Alternativamente, a laringite crônica é de longa duração e pode ter diversas causas, como refluxo, exposição à nicotina e inalantes nocivos ou corticosteróides inalados, ingestão excessiva de álcool ou cafeína e infecção bacteriana ou fúngica.
Os sintomas mais comuns da laringite crônica se sobrepõem a outras condições e incluem disfonia, dor, globus, tosse, pigarro e disfagia. O tratamento inclui evitar os fatores causais e tratar as condições infecciosas ou inflamatórias subjacentes.
> Lesões benignas das cordas vocais
Os nódulos das pregas vocais são inchaços fibrosos bilaterais localizados ao longo da junção da borda medial dos terços anterior e médio das pregas vocais verdadeiras. Eles agem como calosidades e evitam a propagação de uma onda mole na mucosa, resultando em disfonia. Eles são secundários a distúrbios funcionais da voz e abuso ou uso indevido da voz. No total, 80% dos pacientes se recuperam apenas com terapia vocal, enquanto aqueles com lesões recalcitrantes podem necessitar de excisão cirúrgica.
Pólipos e cistos aparecem na borda medial das pregas vocais verdadeiras, mas são proliferações teciduais unilaterais que perturbam a onda mucosa e resultam em disfonia. Ao contrário dos nódulos, eles normalmente não remitem com terapia de voz e requerem excisão cirúrgica.
A papilomatose respiratória recorrente é causada pelo papilomavírus humano e causa papilomas respiratórios, que são lesões exofíticas que crescem ao longo da laringe e às vezes na mucosa da traqueia e brônquios. Quando alteram a vibração das cordas vocais causam disfonia e também podem causar obstrução das vias aéreas. Geralmente são benignos, mas raramente podem apresentar transformação maligna. Em alguns pacientes, a doença em curso pode variar muito e estabilizar, enquanto em outros progride para doença obstrutiva grave, exigindo excisão frequente.
O tratamento é a excisão cirúrgica, com papel limitado para tratamentos tópicos e sistêmicos.

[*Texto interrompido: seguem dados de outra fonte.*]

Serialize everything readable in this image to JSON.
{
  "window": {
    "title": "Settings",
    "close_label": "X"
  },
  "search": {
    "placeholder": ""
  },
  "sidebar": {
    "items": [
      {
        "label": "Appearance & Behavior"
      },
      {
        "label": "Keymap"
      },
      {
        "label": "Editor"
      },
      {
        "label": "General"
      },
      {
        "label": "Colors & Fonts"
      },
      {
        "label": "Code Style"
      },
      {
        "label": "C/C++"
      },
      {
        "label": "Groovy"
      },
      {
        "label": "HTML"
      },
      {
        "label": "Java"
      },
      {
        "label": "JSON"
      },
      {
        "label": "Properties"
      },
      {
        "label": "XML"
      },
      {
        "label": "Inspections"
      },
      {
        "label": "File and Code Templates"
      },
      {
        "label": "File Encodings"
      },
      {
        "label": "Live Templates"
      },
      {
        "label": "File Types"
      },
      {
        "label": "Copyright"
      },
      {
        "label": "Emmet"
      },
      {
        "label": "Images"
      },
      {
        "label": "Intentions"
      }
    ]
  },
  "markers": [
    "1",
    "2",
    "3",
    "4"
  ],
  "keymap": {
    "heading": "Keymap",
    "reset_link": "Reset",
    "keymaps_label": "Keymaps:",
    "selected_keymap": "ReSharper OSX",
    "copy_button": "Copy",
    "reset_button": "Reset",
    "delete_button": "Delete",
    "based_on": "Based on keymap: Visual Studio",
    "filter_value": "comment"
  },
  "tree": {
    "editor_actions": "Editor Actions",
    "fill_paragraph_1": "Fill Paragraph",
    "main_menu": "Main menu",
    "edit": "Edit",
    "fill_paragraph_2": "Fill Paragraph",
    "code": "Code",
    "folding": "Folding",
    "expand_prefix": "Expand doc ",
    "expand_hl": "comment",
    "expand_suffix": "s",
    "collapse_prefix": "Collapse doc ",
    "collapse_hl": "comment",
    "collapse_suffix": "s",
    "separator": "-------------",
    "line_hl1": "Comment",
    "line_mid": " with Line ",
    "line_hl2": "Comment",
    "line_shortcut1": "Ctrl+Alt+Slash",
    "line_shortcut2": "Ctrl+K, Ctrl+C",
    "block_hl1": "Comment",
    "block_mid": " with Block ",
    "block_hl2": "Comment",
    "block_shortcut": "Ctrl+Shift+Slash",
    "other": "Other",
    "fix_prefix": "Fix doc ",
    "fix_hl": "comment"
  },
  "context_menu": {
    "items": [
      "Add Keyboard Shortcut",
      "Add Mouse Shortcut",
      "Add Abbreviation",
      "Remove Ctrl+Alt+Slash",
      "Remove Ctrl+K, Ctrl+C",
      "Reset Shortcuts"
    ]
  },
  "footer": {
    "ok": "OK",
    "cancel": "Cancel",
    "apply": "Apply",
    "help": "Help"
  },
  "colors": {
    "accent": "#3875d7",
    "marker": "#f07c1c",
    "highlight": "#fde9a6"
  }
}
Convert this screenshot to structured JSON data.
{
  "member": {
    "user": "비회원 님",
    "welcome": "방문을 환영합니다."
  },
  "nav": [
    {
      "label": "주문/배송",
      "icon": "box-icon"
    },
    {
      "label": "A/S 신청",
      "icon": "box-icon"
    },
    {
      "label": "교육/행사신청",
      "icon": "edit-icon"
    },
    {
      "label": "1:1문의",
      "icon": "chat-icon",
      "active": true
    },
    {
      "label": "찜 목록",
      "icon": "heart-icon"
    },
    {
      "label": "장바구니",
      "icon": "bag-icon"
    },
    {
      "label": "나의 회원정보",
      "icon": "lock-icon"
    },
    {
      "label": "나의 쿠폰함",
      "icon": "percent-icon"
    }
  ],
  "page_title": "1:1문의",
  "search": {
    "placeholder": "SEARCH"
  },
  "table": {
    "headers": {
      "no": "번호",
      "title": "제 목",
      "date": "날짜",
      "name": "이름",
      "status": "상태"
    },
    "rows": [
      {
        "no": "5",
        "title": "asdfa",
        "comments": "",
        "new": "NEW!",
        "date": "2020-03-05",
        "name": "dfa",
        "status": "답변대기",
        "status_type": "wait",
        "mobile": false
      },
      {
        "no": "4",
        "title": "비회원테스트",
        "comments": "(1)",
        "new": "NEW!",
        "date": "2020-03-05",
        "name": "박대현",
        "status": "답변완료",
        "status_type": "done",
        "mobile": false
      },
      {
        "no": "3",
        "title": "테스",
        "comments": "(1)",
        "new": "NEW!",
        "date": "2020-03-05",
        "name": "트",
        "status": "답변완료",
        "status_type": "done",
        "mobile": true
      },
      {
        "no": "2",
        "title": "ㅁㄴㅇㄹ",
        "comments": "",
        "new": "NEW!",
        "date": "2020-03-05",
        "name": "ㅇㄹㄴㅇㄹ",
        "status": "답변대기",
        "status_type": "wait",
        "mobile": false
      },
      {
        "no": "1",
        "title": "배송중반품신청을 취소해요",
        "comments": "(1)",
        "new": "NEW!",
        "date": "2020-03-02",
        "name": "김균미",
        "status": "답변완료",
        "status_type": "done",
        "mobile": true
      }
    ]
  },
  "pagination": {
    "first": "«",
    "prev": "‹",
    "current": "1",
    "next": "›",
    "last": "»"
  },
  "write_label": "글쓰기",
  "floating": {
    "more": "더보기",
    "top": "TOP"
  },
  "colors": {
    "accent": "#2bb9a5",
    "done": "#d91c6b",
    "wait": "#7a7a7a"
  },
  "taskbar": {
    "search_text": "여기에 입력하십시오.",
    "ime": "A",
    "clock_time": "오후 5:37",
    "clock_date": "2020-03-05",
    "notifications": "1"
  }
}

Rosenberg et al. mostraram que em pacientes com papilomatose respiratória recorrente, a vacinação contra o papilomavírus humano teve um efeito terapêutico vantajoso, refletido na diminuição do número de procedimentos cirúrgicos necessários e em intervalos mais longos sem cirurgia. Portanto, a Academia Americana de Otorrinolaringologia – Cirurgia de Cabeça e Pescoço (AAO-HNS) publicou uma declaração de posição apoiando a vacinação para todos os pacientes com idades entre 9 e 45 anos.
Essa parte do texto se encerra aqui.